The atmosphere of Venus absorbs more ultraviolet light than scientists expected. The last believe that the reason for this is the presence of a disulfur in the atmosphere. They used calculations to show how it is formed.

What chemical compound absorbs ultraviolet light?

Venus is shrouded in a dense cocoon of clouds, consisting mainly of sulfur-containing compounds. They reflect most of the rays both from the outside and from the inside. This leads to two consequences: the catastrophic greenhouse effect and the beautiful glint of this planet in our sky.

However, in the radiation that reaches from Venus to spacecraft and ground observers, less ultraviolet reaches than it should be based on modern ideas about its chemical composition. So, there is an unknown absorber of this wavelength in its atmosphere.

Scientists have suggested that this unknown absorber may be disulfur. This substance consists of two sulfuric atoms joined together.

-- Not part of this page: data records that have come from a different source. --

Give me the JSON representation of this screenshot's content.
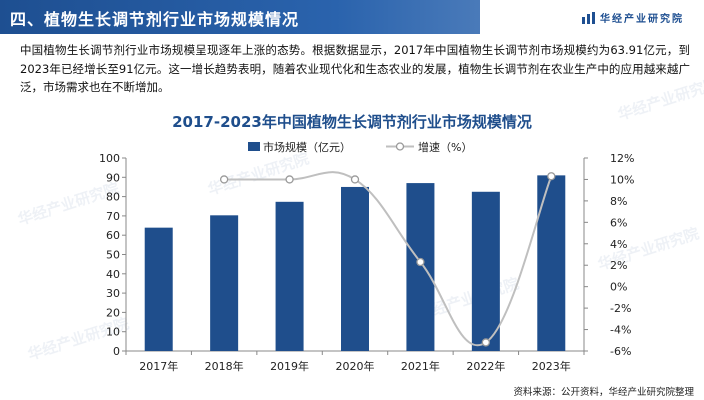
{
  "header": {
    "title": "四、植物生长调节剂行业市场规模情况",
    "brand": "华经产业研究院",
    "brand_icon": "bars-logo-icon"
  },
  "paragraph": "中国植物生长调节剂行业市场规模呈现逐年上涨的态势。根据数据显示，2017年中国植物生长调节剂市场规模约为63.91亿元，到2023年已经增长至91亿元。这一增长趋势表明，随着农业现代化和生态农业的发展，植物生长调节剂在农业生产中的应用越来越广泛，市场需求也在不断增加。",
  "source": "资料来源：公开资料，华经产业研究院整理",
  "watermark": "华经产业研究院",
  "chart_data": {
    "type": "bar",
    "title": "2017-2023年中国植物生长调节剂行业市场规模情况",
    "categories": [
      "2017年",
      "2018年",
      "2019年",
      "2020年",
      "2021年",
      "2022年",
      "2023年"
    ],
    "series": [
      {
        "name": "市场规模（亿元）",
        "type": "bar",
        "axis": "left",
        "color": "#1f4e8c",
        "values": [
          63.91,
          70.3,
          77.3,
          85.0,
          87.0,
          82.5,
          91.0
        ]
      },
      {
        "name": "增速（%）",
        "type": "line",
        "axis": "right",
        "color": "#bfbfbf",
        "values": [
          null,
          10.0,
          10.0,
          10.0,
          2.3,
          -5.2,
          10.3
        ]
      }
    ],
    "left_axis": {
      "min": 0,
      "max": 100,
      "step": 10,
      "ticks": [
        "0",
        "10",
        "20",
        "30",
        "40",
        "50",
        "60",
        "70",
        "80",
        "90",
        "100"
      ]
    },
    "right_axis": {
      "min": -6,
      "max": 12,
      "step": 2,
      "ticks": [
        "-6%",
        "-4%",
        "-2%",
        "0%",
        "2%",
        "4%",
        "6%",
        "8%",
        "10%",
        "12%"
      ]
    },
    "legend_position": "top-center",
    "grid": false
  }
}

It not only effectively absorbs ultraviolet light, but can turn into other compounds that do it even better.

Allotropic forms of sulfur

Sulfur has many varieties consisting of four or even eight atoms of this element connected together. They are called its allotropic forms. Scientists have come to the conclusion that complex processes occur in the atmosphere of Venus, during which some sulfuric compounds turn into others.

The reason why allotropic sulfur has not yet been considered as an ultraviolet absorber on Venus is that it is believed that it cannot be formed in sufficient quantities from individual atoms. In addition, experiments with mixtures of sulfur, chlorine and oxygen are extremely difficult and dangerous. This time, scientists have resorted to mathematical methods of modeling the atmosphere of our neighbor.

They were able to find a simpler way to form a disulfur than its direct synthesis from individual atoms. Sulfur has several oxides, which are present in large quantities in the atmosphere of Venus. One of them — SO2 under the influence of solar radiation easily decays into two others: SO and S2O. And already they, interacting with each other, can turn into various allotropic forms, including disulfur.

So far, the proposed model of an ultraviolet absorber in the atmosphere of Venus remains theoretical. Scientists are waiting for the end of complex laboratory studies that will confirm this theory or refute it.